Emeğin Kurtuluşu yaptığı açıklamada “Kamu işçisi için, IMF politikaları ile dayatılan sefalet zammını reddetmekten, grev iradesine sonuna kadar sahip çıkmaktan, ihanetçi sendika ağalarından hesap sorarak mücadeleye kararlılıkla devam etmekten başka bir çıkış yolu yoktur.” dedi.
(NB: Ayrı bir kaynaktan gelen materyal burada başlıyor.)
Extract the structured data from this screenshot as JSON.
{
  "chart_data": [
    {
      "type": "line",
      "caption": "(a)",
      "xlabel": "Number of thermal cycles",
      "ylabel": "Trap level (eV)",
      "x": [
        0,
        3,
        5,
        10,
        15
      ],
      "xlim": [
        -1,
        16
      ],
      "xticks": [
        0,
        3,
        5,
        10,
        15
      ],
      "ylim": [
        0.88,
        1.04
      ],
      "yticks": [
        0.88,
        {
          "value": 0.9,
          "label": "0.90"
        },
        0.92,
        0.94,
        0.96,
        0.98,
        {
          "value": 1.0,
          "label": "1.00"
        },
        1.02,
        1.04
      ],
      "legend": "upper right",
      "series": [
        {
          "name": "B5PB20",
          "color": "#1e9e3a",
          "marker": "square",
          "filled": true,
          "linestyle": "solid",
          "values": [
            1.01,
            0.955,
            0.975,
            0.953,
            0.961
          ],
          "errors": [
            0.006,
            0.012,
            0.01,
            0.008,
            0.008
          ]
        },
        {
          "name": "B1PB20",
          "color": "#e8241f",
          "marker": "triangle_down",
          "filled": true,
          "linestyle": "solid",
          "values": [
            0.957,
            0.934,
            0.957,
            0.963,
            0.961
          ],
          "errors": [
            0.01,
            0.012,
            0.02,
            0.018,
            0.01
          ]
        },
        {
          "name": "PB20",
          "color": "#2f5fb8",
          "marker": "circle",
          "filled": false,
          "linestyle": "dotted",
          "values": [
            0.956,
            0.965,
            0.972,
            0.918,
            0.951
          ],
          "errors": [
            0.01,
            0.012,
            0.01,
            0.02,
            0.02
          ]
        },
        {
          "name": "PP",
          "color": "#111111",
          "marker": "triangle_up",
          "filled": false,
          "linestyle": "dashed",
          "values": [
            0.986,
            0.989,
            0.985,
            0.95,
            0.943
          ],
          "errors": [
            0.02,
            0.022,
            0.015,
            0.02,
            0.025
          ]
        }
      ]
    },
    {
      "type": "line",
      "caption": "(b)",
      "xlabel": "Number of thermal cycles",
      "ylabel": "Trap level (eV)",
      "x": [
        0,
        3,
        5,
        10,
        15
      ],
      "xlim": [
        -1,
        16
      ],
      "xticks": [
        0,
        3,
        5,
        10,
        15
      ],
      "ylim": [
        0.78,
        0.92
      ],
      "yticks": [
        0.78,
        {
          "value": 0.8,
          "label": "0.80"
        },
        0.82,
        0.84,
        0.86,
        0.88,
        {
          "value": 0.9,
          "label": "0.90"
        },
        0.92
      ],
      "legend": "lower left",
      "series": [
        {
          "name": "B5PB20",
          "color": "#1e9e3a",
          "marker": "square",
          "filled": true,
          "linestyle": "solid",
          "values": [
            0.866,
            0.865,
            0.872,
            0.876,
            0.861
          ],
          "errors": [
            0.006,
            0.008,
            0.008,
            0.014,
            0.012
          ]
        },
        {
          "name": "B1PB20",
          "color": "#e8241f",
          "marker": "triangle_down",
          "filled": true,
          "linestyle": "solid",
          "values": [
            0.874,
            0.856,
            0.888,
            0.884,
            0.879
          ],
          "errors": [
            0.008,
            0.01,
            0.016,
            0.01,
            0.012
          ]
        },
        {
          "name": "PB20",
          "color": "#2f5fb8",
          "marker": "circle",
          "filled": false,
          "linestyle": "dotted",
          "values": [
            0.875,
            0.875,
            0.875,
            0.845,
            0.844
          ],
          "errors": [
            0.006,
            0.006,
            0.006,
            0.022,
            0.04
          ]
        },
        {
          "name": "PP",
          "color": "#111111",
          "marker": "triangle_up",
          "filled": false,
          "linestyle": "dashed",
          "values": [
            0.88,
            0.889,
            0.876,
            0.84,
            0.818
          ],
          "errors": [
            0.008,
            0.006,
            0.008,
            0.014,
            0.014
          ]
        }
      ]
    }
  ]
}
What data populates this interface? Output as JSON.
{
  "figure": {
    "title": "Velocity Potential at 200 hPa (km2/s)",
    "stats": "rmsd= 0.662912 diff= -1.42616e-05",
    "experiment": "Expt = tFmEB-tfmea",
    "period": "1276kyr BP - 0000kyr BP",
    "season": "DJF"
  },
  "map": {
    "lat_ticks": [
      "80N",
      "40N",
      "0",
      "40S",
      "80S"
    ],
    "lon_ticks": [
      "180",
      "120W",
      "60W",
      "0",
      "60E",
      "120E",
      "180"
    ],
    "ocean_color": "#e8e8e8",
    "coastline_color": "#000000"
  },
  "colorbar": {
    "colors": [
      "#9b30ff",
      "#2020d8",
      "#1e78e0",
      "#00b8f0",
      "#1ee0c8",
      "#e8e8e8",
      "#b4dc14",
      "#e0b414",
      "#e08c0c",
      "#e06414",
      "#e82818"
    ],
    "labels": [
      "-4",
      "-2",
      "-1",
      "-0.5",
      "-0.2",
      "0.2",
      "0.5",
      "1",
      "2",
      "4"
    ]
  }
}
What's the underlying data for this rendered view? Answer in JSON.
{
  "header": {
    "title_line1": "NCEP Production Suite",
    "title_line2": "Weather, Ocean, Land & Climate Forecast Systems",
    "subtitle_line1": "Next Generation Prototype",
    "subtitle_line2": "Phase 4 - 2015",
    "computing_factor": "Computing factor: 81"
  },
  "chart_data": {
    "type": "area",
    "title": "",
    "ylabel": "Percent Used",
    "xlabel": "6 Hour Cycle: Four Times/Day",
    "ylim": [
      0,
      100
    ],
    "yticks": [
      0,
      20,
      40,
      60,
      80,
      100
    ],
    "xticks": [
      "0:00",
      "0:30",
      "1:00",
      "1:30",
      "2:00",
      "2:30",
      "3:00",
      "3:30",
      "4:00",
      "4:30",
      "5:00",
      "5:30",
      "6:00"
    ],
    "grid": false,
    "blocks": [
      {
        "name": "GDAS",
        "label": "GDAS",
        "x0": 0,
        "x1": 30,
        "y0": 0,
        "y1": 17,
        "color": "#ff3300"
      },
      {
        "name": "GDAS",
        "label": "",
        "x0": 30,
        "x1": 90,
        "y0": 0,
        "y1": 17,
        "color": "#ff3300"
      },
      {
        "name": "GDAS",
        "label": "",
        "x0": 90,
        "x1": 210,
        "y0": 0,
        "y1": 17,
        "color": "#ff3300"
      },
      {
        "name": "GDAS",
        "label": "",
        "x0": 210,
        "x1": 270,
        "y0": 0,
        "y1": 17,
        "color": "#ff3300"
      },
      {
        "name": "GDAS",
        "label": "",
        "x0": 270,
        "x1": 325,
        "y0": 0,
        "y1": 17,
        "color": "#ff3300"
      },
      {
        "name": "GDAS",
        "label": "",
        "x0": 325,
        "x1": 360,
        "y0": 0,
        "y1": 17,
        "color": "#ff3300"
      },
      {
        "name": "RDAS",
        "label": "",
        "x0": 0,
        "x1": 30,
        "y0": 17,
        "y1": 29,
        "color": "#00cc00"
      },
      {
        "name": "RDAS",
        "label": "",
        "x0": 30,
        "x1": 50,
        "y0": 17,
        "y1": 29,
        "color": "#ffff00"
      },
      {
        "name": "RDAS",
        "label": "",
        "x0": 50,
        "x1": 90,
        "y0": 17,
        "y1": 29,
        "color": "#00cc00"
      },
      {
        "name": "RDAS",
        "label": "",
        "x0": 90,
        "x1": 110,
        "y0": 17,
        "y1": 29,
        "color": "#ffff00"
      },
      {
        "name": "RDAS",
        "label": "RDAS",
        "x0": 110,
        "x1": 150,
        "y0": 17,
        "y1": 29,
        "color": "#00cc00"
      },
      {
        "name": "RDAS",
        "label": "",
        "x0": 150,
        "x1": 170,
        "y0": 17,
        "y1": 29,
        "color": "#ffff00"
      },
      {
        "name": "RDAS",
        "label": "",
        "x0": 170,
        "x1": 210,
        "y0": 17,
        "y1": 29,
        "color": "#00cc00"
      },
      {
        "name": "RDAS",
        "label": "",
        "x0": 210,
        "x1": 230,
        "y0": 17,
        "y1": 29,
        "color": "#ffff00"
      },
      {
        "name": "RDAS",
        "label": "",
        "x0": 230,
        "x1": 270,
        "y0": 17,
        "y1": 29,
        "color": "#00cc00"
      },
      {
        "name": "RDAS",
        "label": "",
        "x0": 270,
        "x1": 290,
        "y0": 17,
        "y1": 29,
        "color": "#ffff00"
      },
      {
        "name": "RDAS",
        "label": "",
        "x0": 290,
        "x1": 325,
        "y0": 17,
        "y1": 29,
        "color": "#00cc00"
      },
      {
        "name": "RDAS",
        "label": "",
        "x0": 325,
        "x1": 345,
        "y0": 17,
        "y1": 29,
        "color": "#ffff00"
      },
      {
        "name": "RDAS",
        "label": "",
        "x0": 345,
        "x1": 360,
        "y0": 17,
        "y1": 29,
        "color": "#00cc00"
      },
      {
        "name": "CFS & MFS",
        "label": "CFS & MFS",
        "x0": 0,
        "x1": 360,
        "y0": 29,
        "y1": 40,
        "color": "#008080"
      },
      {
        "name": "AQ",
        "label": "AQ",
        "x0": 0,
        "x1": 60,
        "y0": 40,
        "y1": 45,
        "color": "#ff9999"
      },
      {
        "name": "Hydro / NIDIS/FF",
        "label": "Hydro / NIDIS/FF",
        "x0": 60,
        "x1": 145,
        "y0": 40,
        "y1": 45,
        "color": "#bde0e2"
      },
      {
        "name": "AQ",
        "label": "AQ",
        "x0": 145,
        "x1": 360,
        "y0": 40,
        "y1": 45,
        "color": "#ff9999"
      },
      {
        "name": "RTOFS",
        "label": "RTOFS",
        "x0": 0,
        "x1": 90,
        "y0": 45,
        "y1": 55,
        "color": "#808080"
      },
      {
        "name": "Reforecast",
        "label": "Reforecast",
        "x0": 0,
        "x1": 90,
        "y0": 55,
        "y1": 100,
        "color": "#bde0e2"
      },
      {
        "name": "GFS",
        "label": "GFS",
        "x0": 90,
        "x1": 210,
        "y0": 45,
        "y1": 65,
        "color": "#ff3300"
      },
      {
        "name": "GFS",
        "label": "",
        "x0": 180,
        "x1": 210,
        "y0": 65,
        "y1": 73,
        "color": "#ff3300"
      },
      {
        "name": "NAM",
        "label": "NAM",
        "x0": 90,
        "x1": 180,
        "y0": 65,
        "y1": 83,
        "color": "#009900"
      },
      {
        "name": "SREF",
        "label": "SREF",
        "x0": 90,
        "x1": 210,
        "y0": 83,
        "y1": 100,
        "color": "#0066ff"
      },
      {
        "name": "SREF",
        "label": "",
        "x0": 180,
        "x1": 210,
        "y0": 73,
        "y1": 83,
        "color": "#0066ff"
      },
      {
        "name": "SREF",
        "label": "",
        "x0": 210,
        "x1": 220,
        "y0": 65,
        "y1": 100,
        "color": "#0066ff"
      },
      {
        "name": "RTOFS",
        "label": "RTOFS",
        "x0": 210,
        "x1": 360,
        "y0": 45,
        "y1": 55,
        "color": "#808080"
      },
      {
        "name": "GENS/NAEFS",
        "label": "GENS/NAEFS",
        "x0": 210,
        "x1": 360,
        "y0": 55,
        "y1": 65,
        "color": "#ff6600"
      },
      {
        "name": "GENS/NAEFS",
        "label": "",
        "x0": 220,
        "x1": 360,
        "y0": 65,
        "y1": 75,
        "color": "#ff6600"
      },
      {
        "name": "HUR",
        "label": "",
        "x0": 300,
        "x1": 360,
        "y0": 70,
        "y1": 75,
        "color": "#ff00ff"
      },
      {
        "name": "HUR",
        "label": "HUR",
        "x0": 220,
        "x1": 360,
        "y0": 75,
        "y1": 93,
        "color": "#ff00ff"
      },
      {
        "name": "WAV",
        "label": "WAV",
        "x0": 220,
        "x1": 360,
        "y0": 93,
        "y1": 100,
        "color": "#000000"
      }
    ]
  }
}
Emeğin Kurtuluşu’nun açıklamasını paylaşıyoruz:
Teslimiyet ASLA! Sonuna kadar GREV!
KÇP’de kamu işçilerine dayatılan sefalet dayatmasının Eti Maden işçilerinin grevinin yasaklanmasıyla yeni bir boyuta taşınmasının ardından Türk-İş Başkanı Ergun Atalay dün gece soluğu bir kez daha Cumhurbaşkanlığı Külliyesi’nde aldı. Grev yasağının işçi sınıfına topyekûn bir gözdağı olduğu ortadayken, Atalay, pişkince “olumlu” bir teklif aldıklarını söylüyor.
Atalay’ın “olumlu” teklif dediği ikinci 6 ay için gündeme getirilen seyyanen 50 TL’lik bir rüşvet. Ve bu rüşvetin kamu işçilerinin talep ve beklentileri ile uzaktan yakından bir ilgisi bulunmuyor.
Kamu işçilerinin isteği ve hak ettiği çok daha fazla olmasına rağmen Türk-İş ve Hak-İş hazırladıkları ortak taslakla taban ücretinin günlük 1800 TL’ye yükseltilmesini, bunun üzerine yüzde 50 zam yapılmasını istemişlerdi. İkinci 6 ay için ise zam talebi yüzde 25 idi. Bu talepler orta yerde duruyorken TÜHİS eliyle hükümetin 1400 TL taban ücret ve yüzde 24 zam önerisi açıkça kamu işçisi ile dalga geçmek anlamına geliyordu. Sanki ortada böyle pervasız bir dayatma yokmuş gibi Atalay tüm tartışmayı ikinci altı ay için yapılacak zam oranına kilitliyor ve kamu işçisine dayatılan sefalete onay verdiğini itiraf etmiş oluyor.
İkinci altı aylık zam oranı üzerinden yürütülen tartışmalar ise bir başka kumpas haline gelmiş durumda. Tartışma hiç de 5 puanlık bir fark tartışması değildir. Seyyanen 50 TL’lik zam ile üzerini örtmeye çalıştıkları şey IMF’nin “beklenen enflasyon oranına göre zam” politikasının hayata geçirilmesidir. Yüzde 11 zam oranına imza atmak açıkça IMF dayatmasına suç ortağı olmak demektir. Yıllardır hayata geçirilmeye çalışılan bu dayatma resmileştiği oranda kaybeden sadece kamu işçisi olmayacaktır. Ve bu kayıp sadece bugünün kaybı olmayacaktır. Bu dayatmaya imza atanlar işçi sınıfının geleceğine yönelik bir saldırıya onay vermiş olacaklardır.
Bu tablo ortadayken önceki gece henüz başlamamış bir greve getirilen yasaklama kararı tek adam rejiminin IMF programını hayata geçirmek konusundaki kararlılığının göstergesidir. 22 yılda hayata geçirilen bu 22. grev yasağı olağanlaştırmaya çalıştıkları çalışma düzeninin de ötesinde bir anlam taşımaktadır.
Bu yüzden grev yasağı kararı sadece Eti Maden işçisine ya da kamu işçisine kalkan bir sopa değil işçi sınıfına yönelik yeni bir gözdağıdır. Sermaye cephesinin bu kararı işçi sınıfı için yok hükmündedir.
Görünen o ki kamu işçisini ve işçi sınıfımızı sendika ağalarının yeni bir teslimiyeti, yeni bir ihaneti kapıda beklemektedir. Bu işbirlikçi ağaların teslimiyetinin şaşırtıcı bir yanı da yoktur. Ama işçi sınıfı bu teslimiyete, bu dayatmaya boyun eğemez, eğmemelidir. Kamu işçisi için, IMF politikaları ile dayatılan sefalet zammını reddetmekten, grev iradesine sonuna kadar sahip çıkmaktan, ihanetçi sendika ağalarından hesap sorarak mücadeleye kararlılıkla devam etmekten başka bir çıkış yolu yoktur.